The work of Martin and Texereau echoes that of Beckett, uncertain gesticulations facing the banality of things. Waiting reigns in majesty. Their drawings provide these third areas filling every day where our eyes pass but don’t linger. Posed as evidence across our path, we cannot resign ourselves to welcome them with the simplicity with which they occur. It is there that all the surrealist potential of these drawings domiciles, the sanitary usual suddenly becomes threatening. The eye is never innocent, the look is guilty, lending a symbolic meaning to all the compositions. What is this obsession with the threshold? What presence inhabits every angle? What outcome for the domesticated nature? Distant heir of magic realism, each image in its ostentatious simplicity seems to hide a world à la Piranesi.

Martin and Texereau roam the anonymous spaces and offer a look at these cultures sous vide. Vertigo is what we feel when we are caught looking at these drawn inventories. This organized world where the denounced dream is called for testimony. Deconstruction of the myth of exoticism by the image itself, their drawing reveals the aphorism of the Palm trees that shout "relaxation." relaxation! " as one would for help. The smoothness of the pencil murders thus exhausted paradise. While straying clouds blend into television snow, the promises of tomorrow are printed in a holiday catalog. The litany of the good, recited at four hands, questions the essence of things.

There's something of Northern painting in these drawings. First of all a poetry of space which is organized around the emptiness. In their compositions the space is weighed, it has its importance. It is not the accidental contreforme to what is described, but it is the marrow of the drawing, the frame around which revolve a few clues of human activity. The absence of subject poses the viewer in the heart of the image, the space is subject to a look that catches itself meditating on nothingness. Drawing vacuum is also an attempt at representing light, or at least the atmosphere that pervades the nothing, task all the bolder with a simple pair of pencil. The definition of the volumes gradually allows to describe the rays espousing the texture. Abstemious of controlled means, the result is all the more spiritual. It is several centuries of representation in volume and light that culminated in the compositions of Mondrian. Zoe and Pauline share with him the worship of the line. The horizon line, the angle line, the edging stretched to infinity.
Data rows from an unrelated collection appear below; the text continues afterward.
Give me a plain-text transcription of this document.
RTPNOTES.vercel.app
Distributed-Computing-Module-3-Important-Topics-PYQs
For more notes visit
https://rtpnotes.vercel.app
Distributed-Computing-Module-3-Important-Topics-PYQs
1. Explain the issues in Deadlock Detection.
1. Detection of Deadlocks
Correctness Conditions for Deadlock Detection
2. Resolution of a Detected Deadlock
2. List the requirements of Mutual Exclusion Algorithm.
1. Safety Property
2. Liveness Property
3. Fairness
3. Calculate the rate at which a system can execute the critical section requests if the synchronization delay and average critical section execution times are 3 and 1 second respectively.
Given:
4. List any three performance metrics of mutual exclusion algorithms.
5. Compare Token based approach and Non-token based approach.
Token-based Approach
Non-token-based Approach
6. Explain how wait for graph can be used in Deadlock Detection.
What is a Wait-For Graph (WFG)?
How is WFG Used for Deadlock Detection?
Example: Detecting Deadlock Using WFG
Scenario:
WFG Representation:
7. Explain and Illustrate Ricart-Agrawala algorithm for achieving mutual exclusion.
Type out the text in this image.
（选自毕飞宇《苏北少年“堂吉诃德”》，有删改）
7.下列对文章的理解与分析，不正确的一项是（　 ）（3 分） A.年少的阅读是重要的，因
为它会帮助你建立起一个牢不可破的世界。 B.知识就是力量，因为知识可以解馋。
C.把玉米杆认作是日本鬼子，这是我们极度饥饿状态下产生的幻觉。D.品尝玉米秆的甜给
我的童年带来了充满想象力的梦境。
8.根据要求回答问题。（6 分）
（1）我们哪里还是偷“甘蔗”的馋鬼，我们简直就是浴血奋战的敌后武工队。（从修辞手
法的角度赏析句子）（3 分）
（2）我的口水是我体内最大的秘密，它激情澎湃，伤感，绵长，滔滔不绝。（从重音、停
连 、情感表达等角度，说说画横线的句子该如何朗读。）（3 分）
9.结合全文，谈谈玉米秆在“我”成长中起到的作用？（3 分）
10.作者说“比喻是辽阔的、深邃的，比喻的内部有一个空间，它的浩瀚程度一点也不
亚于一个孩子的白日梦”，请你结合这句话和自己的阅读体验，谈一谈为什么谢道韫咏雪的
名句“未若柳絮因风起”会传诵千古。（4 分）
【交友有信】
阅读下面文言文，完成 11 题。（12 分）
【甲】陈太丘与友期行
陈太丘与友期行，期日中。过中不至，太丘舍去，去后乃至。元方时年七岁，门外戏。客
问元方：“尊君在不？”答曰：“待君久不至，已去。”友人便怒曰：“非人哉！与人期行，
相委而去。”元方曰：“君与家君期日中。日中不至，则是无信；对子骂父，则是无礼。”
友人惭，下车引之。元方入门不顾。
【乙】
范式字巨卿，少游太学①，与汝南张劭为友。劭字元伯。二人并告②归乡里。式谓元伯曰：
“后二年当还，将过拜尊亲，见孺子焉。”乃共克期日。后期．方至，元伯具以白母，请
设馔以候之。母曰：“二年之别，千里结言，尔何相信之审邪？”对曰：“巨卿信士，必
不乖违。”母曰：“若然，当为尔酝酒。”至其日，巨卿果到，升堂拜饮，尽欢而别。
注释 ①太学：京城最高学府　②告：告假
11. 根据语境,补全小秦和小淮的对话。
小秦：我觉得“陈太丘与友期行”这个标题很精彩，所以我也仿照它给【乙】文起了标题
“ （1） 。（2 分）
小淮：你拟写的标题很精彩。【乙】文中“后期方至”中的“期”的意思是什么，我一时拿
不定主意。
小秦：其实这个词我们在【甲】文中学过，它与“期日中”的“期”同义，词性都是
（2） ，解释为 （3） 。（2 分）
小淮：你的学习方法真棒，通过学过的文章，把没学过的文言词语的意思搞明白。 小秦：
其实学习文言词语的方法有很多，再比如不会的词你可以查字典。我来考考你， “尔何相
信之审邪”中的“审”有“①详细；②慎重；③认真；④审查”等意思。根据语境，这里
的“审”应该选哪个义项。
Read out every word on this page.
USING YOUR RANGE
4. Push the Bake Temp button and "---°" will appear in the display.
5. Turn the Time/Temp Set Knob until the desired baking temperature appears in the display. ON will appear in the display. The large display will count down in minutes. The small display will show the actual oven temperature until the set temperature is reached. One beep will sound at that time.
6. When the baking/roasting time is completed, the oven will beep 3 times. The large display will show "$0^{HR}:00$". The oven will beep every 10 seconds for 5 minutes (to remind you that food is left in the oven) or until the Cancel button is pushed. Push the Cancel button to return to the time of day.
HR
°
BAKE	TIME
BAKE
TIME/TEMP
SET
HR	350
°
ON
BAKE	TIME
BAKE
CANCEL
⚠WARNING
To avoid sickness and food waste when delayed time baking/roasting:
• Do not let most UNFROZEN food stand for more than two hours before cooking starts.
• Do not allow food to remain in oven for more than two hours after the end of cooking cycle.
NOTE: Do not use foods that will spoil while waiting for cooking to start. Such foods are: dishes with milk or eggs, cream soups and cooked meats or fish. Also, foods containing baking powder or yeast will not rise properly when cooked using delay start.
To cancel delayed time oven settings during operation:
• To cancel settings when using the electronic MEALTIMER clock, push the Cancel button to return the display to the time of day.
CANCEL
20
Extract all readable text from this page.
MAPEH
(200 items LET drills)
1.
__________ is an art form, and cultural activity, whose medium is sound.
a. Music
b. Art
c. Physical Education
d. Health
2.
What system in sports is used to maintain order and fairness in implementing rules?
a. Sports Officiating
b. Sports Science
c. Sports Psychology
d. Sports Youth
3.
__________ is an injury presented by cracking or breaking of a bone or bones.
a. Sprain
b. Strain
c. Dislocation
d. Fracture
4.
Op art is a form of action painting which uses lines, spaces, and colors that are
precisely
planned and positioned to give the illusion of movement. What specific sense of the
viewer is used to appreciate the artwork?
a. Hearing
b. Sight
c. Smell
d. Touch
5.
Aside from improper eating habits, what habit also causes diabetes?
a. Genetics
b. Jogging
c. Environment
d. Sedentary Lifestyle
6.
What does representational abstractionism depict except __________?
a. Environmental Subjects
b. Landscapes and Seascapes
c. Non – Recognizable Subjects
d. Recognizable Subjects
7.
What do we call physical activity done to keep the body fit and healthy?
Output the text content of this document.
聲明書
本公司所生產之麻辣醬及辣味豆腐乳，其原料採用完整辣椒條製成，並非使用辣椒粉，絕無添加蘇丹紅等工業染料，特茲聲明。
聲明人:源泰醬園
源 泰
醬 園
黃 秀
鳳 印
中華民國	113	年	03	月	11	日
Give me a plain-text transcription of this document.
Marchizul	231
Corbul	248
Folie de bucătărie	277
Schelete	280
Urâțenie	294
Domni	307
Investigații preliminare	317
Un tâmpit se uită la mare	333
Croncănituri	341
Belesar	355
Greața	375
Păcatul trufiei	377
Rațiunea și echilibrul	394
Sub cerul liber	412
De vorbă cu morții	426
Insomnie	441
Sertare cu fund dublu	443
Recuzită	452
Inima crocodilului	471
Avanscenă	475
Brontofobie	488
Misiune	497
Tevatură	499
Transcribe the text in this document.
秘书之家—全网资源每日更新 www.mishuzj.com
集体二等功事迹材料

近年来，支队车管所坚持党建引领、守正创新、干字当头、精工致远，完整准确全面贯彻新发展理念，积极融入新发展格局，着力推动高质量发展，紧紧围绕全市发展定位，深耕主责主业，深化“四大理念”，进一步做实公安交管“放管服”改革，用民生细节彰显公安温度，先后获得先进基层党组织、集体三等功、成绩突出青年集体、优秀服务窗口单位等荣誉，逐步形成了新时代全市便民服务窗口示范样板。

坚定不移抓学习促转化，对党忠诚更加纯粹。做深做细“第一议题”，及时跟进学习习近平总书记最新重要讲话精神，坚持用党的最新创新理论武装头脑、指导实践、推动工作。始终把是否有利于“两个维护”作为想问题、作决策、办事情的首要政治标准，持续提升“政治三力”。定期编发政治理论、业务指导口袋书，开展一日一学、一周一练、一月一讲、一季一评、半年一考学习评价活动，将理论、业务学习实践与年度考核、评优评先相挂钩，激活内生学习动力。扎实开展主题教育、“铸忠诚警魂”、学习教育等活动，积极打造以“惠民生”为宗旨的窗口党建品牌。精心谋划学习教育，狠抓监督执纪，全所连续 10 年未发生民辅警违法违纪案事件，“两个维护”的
Inscribed in the DNA of their design: the taste for geometry that frames our lives. Reeds and tiles, slabs and mirrors, everywhere lines and angles in pursuit of emptiness, filling the absence. Therefore the need to silence the curve and make foliage stand straight. Everything seems calculated, each form measured, as in the mathematical models of the Poincare Institute. The real enshrined in the proportion in the service of the construction. The race of the rule contains the pencil line. We feel that the spirit presides over this universe yet it nurtures poetry. Because even locked up a disenchanted world, Beckett had considered that a woman would fancy to resist, and they are two.

Through poetry they avoid the uncertainties of a too systematic drawing. Imagine the two heroines caught on a Norwegian Island, a scenario whose dramatic outcome seems determined by its environment. How does one taste the spirit of the place without diving into the nostalgia induced by these deserted spaces? How does one endure that much solitude without becoming a hermit? The will is asserted at the dawning of the drawing. Drawing, it's flowing, it is fighting hand-to-hand with reality to better ingest it, your sensibility acting as a stomach. Creating is continuing in the hope of a jubilation at the exit of the artwork. Some artists jump on their feet when the latest colors are laid, others dance... We bet that Pauline and Zoe are holding their breath until the end of the drawing, snorkeling in the interlacing of lines, and that they are among the few to know the flavor of a breath of air.